– Что вас так смутило? – спросил Артур Борисович, проскочив мимо моих коленок. Скорость его продвижения по комнате уменьшали углы стола. Но он проворно избегал столкновения. Подтянувшись на руках, он с мальчишеским задором запрыгнул на подлокотник дивана.

– Ну, что ж, позвольте представить вам мою гостью! Женщина – мечта, женщина – богиня, женщина- стена, женщина – княгиня…

– Нет, это совершенно ни в какие ворота, Артур Борисович, – она засмеялась, но ненадолго, с этаким царственным умилением. – «Богиня» – звучит восхитительно, а вот «княгиня» – это совсем не обо мне…

– Это образное восприятие…

– Ох, уж мне эти образные восприятия…. Дорогой Артур Борисович, я уверена, что, спустя несколько десятилетий, вашими стихами будет зачитываться вся планета. И биографы заинтересуются женщиной, чью красоту вы воспеваете. И во всей этой информационной паутине, хотите вы этого или нет, они отыщут сведения и обо мне. Поверьте, их разочарованию не будет конца, когда они обнаружат пролетарские корни в моем происхождении… Увы, я не Анна Керн.

– Но и я, увы, не Пушкин…

– Вы вымогатель, вы провокатор – постоянно добиваетесь комплиментов и похвал. «Любите искусство в себе, а не себя в искусстве», – это я процитировала Станиславского Константина Сергеевича. Она нарочито посмотрела в мою сторону.

– Вы знаете мое отношение к цитатам.
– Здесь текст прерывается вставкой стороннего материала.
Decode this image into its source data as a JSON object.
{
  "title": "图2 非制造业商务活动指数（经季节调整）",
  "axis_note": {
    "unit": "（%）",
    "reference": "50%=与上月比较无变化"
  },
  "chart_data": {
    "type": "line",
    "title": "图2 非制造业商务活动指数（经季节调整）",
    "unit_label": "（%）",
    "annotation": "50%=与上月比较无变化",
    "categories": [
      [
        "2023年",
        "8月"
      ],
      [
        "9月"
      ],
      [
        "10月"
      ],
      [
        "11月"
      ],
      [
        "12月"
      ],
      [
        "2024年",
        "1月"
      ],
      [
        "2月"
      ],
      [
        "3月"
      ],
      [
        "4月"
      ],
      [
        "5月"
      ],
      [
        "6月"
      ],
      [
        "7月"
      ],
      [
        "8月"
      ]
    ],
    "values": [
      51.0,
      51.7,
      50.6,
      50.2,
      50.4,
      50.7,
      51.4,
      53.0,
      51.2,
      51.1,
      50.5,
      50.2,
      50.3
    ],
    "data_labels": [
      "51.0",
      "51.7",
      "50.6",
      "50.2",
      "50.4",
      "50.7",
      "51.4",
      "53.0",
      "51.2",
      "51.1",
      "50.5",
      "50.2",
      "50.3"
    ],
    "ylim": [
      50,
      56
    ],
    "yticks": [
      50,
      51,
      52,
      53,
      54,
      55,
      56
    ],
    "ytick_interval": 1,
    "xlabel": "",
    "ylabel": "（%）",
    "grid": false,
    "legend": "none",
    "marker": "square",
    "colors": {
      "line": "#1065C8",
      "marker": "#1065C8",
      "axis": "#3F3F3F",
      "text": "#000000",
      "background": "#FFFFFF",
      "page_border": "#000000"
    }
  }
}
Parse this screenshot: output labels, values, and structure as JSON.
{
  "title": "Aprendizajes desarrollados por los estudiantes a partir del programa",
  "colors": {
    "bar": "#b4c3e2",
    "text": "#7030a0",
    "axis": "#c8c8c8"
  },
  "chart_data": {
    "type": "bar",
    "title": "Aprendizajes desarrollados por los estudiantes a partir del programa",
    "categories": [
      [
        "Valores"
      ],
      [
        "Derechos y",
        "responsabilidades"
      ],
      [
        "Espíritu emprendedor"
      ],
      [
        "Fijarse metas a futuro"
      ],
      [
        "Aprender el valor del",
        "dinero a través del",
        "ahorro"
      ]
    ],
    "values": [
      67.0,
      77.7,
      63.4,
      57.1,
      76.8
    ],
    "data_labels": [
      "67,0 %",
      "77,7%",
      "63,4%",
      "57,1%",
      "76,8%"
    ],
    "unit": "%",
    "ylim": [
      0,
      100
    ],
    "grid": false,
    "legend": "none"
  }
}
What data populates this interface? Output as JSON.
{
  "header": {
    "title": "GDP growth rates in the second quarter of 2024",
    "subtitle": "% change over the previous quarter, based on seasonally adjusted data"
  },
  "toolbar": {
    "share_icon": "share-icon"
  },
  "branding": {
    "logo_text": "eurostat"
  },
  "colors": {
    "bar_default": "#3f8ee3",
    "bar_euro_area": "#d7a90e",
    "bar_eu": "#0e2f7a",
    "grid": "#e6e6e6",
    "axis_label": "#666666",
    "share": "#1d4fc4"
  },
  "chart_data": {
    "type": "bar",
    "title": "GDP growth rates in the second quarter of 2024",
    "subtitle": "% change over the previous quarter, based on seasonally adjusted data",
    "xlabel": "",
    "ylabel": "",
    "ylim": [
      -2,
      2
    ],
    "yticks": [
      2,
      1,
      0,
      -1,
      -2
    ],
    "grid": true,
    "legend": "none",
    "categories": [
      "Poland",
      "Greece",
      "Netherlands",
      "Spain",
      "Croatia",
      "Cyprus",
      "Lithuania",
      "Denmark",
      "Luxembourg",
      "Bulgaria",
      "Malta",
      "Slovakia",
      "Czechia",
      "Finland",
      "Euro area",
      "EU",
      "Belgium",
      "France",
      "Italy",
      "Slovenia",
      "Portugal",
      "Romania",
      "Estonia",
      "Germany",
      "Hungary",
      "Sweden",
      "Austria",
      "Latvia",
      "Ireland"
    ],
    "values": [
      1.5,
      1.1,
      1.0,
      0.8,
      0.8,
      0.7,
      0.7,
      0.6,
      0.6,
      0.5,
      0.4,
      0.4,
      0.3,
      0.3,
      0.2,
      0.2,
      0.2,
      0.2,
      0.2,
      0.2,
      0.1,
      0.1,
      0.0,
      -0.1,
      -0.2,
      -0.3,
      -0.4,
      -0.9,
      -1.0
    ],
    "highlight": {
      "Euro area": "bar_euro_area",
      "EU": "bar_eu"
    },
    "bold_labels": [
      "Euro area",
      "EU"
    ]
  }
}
Но в ваших устах они как изумруды, как кладезь мудрости и интеллекта. – Артур Борисович потянулся к ее щеке. Она увернулась от поцелуя, но влажное чмоканье все-таки успело прозвучать в воздухе. Я кашлянул в кулак.

– Хватит, не дождетесь… Вы, кажется, хотели меня представить. Не томите молодого человека. – Она откинула подушку и величественно подняла себя с дивана. Артур Борисович вскочил на подлокотник. Теперь он был чуть выше ее. Для меня стал очевидным тот факт, что он часто проделывал такой трюк. Ткань на подлокотнике протерлась так, что обнажила всю свою сущность – уточно-поперечное плетение нитей. Артур Борисович засветился, как эта потертость на обивке. Он смотрелся настоящим кавалером. Элегантность, с которой он подхватил ее под локоток, очень шла ему. Про разницу в росте я больше не вспоминал.

– Аглая Витальевна, прошу любить и жаловать, – пропел Артур Борисович.

– Юрий Валентинович, прошу простить меня за рассеянность…

– Вас зовут Юра? – спросила женщина, и легкий румянец вспыхнул на ее щеках.

– Хотите сказать, что мы знакомы? – ответил я и расплылся в ехидной улыбке. Большего я не мог себе позволить, так как сомнения вновь проникли ко мне в душу. Ее непохожесть на столовскую «даму в черном» и чердачную гейшу была поразительной. Теперь она играла роль вечерней гостьи Артура Борисовича.

Как она была хороша, как целомудренна и величественна в наивной уверенности, что неотразима. При более детальном рассмотрении ее наряд не выдерживал никакой критики. Те достоинства, которые он выделял и явно подчеркивал, создавали образ женщины с претензией на утонченный вкус. Теплый рассеивающийся свет от абажура над столом придавал ее коже матовый оттенок, тонкий черный плюш, из которого было сшито платье, искрился ворсинками, а губы бликовали слоем густо наложенной помады. Шею украшала нитка пластмассового жемчуга, черные кружевные перчатки, чуть выше локтей, дополняли ее вечерний туалет, а лакированные туфли на высоком каблуке придавали ее фигуре геометрическую пропорциональность. Она претендовала на светскость в вечернем облике. Но ветхость ткани и дешевизна дополнений, бросающаяся в глаза, делали ее схожей со студенткой колледжа, которая, оставшись одна дома, бесцеремонно ворошит бабушкины сундуки и надевает то, что ей кажется сверх актуальным на сегодняшний день.